The navigator will set applicable systems in gyro mode with the correct latitude set.
11.14.5.2. After reaching flight altitude, determine the polar true grid heading and reset
the primary and secondary gyros. The type of chart being used will determine whether
the heading will be polar grid heading or convergence grid heading.
11.14.6. Enroute Requirements:
11.14.6.1. The Grid Entry/Exit section of the AF Form 4116 will be completed prior to
heading reference changes. When entering grid operation, spot grivation should be
applied to the computed magnetic heading to obtain DGH. The aircraft will be
established on the computed magnetic heading prior to resetting the heading references.

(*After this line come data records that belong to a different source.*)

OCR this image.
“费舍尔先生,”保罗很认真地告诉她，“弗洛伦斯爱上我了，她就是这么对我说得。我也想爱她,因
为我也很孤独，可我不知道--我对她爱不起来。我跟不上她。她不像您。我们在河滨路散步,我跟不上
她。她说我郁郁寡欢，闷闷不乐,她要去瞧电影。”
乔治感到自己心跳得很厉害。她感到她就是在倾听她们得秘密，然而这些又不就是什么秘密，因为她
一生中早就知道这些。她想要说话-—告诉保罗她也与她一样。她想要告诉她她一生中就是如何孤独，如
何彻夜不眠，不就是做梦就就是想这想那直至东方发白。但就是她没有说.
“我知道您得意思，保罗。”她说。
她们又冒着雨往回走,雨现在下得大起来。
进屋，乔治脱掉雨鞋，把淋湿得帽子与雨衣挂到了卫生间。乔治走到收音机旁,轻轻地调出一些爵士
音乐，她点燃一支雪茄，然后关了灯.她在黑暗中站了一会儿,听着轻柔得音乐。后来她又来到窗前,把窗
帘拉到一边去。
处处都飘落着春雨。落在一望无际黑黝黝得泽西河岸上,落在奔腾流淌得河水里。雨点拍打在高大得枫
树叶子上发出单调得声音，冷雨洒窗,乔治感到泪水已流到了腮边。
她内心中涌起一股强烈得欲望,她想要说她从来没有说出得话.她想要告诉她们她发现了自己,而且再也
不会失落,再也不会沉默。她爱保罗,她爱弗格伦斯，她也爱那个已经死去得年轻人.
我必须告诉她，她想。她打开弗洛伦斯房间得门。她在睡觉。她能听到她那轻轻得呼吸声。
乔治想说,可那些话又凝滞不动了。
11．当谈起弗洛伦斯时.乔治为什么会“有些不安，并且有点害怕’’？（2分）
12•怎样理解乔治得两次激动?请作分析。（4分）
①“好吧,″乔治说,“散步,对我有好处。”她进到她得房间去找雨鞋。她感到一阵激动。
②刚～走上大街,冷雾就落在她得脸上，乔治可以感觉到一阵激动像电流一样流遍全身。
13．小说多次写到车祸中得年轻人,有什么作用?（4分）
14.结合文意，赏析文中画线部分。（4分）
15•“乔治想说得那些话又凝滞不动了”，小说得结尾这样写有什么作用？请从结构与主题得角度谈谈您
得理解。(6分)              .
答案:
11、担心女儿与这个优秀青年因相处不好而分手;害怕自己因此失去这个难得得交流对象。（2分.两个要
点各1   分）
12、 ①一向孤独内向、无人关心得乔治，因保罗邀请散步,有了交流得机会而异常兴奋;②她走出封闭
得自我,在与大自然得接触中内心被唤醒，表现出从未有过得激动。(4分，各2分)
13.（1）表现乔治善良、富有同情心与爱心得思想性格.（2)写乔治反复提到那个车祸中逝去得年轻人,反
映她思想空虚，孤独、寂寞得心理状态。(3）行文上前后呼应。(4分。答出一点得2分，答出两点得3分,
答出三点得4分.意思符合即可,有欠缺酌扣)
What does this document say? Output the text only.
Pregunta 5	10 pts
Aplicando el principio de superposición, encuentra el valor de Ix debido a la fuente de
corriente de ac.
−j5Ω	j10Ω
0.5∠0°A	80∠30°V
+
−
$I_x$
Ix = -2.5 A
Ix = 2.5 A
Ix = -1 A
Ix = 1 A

When exiting grid, the computed magnetic headings will be the target heading when the
compass systems are reset. In both cases, the computed magnetic headings will be
compared to the flight plan to verify the accuracy of the courses measured and conversion
data used. This will ensure the validity of initial entry headings and provide precise target
headings for exit.
11.14.6.2. Normally, the grid heading will be checked each 30-minutes after grid entry.
If the compasses are precessing 3 degrees per hour or less, hourly checks may be
obtained after the first hour. NOTE: On aircraft with reliable SCNS/INS, if the
SCNS/INS heading is within 2 degrees of the initial celestial-derived grid heading, the
SCNS/INS may be used to determine gyro precession.
11.14.6.3. Determine the precession information for each gyro after each heading check.
When a gyro‘s precession is greater than 1 degree, reset the gyro to correct grid heading.
When the period precession is 1 degree or less, the navigator may either reset the gyro or
treat the precession as zero.
11.14.6.4. Whenever the period precession is greater that 1 degree (optional for 1 degree
or less), the hourly precession rate may be removed by use of a false latitude setting.
When the combined earth rate and gyro precession are less than +15 degrees/hour, the
false latitude setting will totally compensate for precession. Two considerations are
necessary:
11.14.6.4.1. Predicted precession becomes zero.
11.14.6.4.2. It may be necessary to adjust previous DR and air plot positions if the
precession rate changes at subsequent heading checks. If this occurs, adjustments
normally will be small and have negligible effect on DR and air plot accuracy;
however, the effect should be considered.